FLUX.1 Kontext [pro]:

Job typeDescriptionETA
inference.flux-kontext.pro.txt2img.v2Generate an image from text~6s
inference.flux-kontext.pro.img2img.v2Edit an input image with a prompt~6s

FLUX.1 Kontext [max]:

Job typeDescriptionETA
inference.flux-kontext.max.txt2img.v2Generate an image from text~7s
inference.flux-kontext.max.img2img.v2Edit an input image with a prompt~7s

FLUX.1 Kontext [dev]:

Job typeDescriptionETA
inference.flux-fast.dev-kontext.img2img.v1Edit an input image with style-preset support~7s

Pro and Max — txt2img.v2 and img2img.v2:

  • prompt (required) — text description, 3–4,096 characters. For img2img this is the editing instruction
  • aspect_ratio — any string of the form W:H (e.g. 16:9, 3:2, 21:9). Defaults to the input aspect ratio for img2img
  • prompt_upsampling — boolean, default false.

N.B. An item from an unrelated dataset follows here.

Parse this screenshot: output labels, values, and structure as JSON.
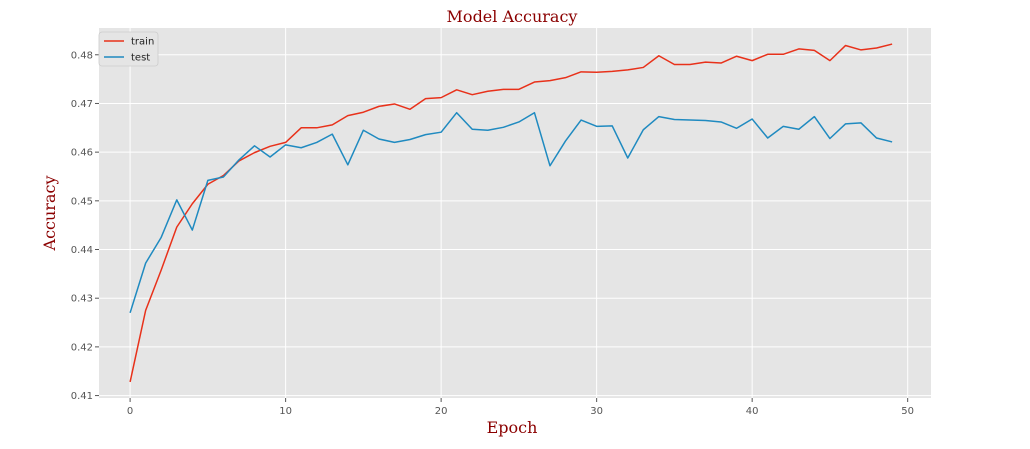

When true the model rewrites your prompt into a richer description before generating; useful for short prompts
  • safety_tolerance — integer. txt2img: 0–6, default 4. img2img: 0–2, default 2. Lower values apply stricter content moderation
  • seed — integer for reproducible output

Pro and Max — img2img inputs:

  • A single input image attached as the multipart input part. Accepted: PNG, JPEG, or WebP, 256–1920 pixels per side, max 10 MB

Dev — flux-fast.dev-kontext.img2img.v1:

  • prompt (required) — 3–4,096 characters
  • style_preset — one of 3d-model, analog-film, anime, cinematic, comic-book, craft-clay, digital-art, enhance, fantasy-art, isometric, line-art, low-poly, neon-punk, origami, photographic, pixel-art, texture
  • width and height — output dimensions, 512–1040 in multiples of 32, default 1024
  • steps — diffusion steps, 1–50, default 30
  • guidance_scale — classifier-free guidance, default 2.5
  • seed — integer for reproducible output
  • progressive — boolean, default false. When the response is JPEG, return a progressive JPEG
  • Describe the change, not the whole scene. For img2img write the diff — “replace the apple pie with a chocolate cake” — not the full description. The model already sees the input
  • Anchor preservation explicitly when a small change risks pulling the rest of the image with it: “…keep the wooden table, window, and lighting exactly the same”
  • Use prompt_upsampling for short prompts. It rewrites a five-word prompt into a richer description before generation. Skip it when you have already written the prompt you want
  • For txt2img, choose aspect_ratio deliberately. Defaults to 1:1. Set 9:16 or 16:9 rather than upscaling or cropping later
  • Reach for [max] on multi-step instructions. If a single prompt has two or three independent changes (“recolour the door, add a bicycle, and put leaves on the trees”), Max follows all three more reliably than Pro
  • Tighten safety_tolerance for user-facing apps0 or 1 for txt2img-from-user-input is a reasonable starting point

Apple pie generated with txt2img.v2:

FLUX.1 Kontext Pro txt2img — apple pie on a sunny kitchen table

The same image edited with img2img.v2 to swap the pie for a chocolate cake while preserving the kitchen, window, and lighting:

FLUX.1 Kontext Pro img2img — same scene with the pie replaced by a chocolate birthday cake

Text-to-image at a wide aspect ratio:

{
"type": "inference.flux-kontext.pro.txt2img.v2",
"config": {
"prompt": "A small, freshly baked apple pie sitting on a wooden kitchen table by a sunny window, golden flaky crust, warm afternoon light, soft natural shadows, photorealistic",
"aspect_ratio": "1:1",
"seed": 42
}
}

Instruction-based editing — replace the pie above with a chocolate cake while preserving the rest of the scene:

{
"type": "inference.flux-kontext.pro.img2img.v2",
"config": {
"prompt": "replace the apple pie with a chocolate birthday cake with white frosting and rainbow sprinkles, keep the wooden table, window, and lighting the same"
}
}

Multi-step instruction with the Max variant:

{
"type": "inference.flux-kontext.max.img2img.v2",
"config": {
"prompt": "change the season to winter, add fresh snow on the windowsill outside, dim the indoor lighting to dusk, and place a steaming mug of cocoa next to the cake",
"safety_tolerance": 1
}
}

Style-preset edit with the Dev variant:

{
"type": "inference.flux-fast.dev-kontext.img2img.v1",
"config": {
"prompt": "the same scene rendered as a hand-painted illustration",
"style_preset": "anime",
"width": 1024,
"height": 1024,
"steps": 30
}
}